North Yorkshire County Council leader Coun Carl Les said: “We are not just talking about devolving powers down from Whitehall to the county, we are talking about a double devolution of new powers coming to town and parish councils.
“Harrogate is going to be hugely important in this.”
LGR may not be the world’s sexiest acronym but its impact on how council tax payers in Harrogate live their lives is likely to be felt in some way for decades.
But the reaction in the town to the news has been muted with Harrogate council saying it will work to carry on its existing projects and support a smooth transition to the new local government system.
Wallace Sampson OBE, chief executive of Harrogate Borough Council said: “We are disappointed that Government has chosen to form one council across the whole of North Yorkshire.
“Despite the outcome, Harrogate Borough Council will continue to exist until 2023 and we have no plans to sit back until this time.”
But business and community groups say there are more practical implications for important parts of Harrogate life than is visible at first glance, with a long list of questions which need to be addressed.

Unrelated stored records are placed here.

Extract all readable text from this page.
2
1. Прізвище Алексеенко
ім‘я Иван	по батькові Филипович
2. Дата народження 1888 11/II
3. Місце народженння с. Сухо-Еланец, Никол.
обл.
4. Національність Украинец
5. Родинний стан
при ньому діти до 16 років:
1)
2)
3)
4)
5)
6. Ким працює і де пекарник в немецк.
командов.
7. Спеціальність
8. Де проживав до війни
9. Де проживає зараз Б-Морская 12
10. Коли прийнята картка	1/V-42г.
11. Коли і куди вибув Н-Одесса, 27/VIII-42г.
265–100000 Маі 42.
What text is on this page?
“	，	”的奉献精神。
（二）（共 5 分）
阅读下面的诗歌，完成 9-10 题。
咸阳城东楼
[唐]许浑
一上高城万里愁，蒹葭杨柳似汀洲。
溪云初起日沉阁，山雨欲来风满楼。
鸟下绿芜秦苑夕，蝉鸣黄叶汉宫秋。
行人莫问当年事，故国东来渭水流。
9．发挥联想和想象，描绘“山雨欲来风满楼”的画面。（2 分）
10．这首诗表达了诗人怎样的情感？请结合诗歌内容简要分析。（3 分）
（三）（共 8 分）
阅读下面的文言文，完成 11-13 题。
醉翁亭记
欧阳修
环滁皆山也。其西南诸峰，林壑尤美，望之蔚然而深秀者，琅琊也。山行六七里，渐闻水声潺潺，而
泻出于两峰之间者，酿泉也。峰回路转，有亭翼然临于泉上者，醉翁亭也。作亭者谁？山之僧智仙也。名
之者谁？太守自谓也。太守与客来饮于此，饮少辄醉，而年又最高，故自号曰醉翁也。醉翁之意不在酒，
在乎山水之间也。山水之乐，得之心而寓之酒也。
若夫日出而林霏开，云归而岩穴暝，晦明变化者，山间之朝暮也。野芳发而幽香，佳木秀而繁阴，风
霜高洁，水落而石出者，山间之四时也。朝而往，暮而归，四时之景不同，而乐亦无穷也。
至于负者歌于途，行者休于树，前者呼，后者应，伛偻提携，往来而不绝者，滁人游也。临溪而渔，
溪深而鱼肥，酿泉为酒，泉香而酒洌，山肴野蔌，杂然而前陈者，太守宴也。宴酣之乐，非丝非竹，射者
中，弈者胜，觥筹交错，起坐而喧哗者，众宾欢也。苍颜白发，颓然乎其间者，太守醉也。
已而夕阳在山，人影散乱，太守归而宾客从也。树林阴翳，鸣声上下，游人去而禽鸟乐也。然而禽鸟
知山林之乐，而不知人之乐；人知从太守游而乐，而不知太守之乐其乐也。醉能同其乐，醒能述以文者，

Among the important issues they are raising now include:
What will happen to existing council staff?
Who will now have responsibility over the Stray?
What happens to Harrogate council’s support in the arts and leisure sector such as Harrogate Theatre?
What happens to Harrogate Convention Centre?
What happens to the council’s headquarters at Harrogate Civic Centre, built recently at a cost of £13million.
What happens to the council’s former headquarters at Crescent Gardens?
Who will stand in elections to the new super authority?
What will happen to Harrogate council’s support for homeless projects?
Will a Harrogate Town Council have to be created?
Despite the upheaval involved with transferring all current council services and powers to a new single unitary council based in Northallerton, including the abolition of Harrogate Borough Council, all concerned are emphasising that things will carry on largely as normal.
North Yorkshire County Council leader Coun Carl Les welcomed the news Northallerton’s bid had won over a rival plan by the county’s seven district councils, including Harrogate, by saying it would not not only save an estimated £25million every year in efficiencies but it was a natural fit for residents in terms of delivering services.
As the elected body already handling 80 per cent of all services, North Yorkshire says it is ready for its new, bigger role even if it admits there are many decisions about policy and strategy to be made before April 2023.
Harrogate Borough Council says it is disappointed at losing out but it, too, is keen to work for a smooth transition to the new authority in 2023.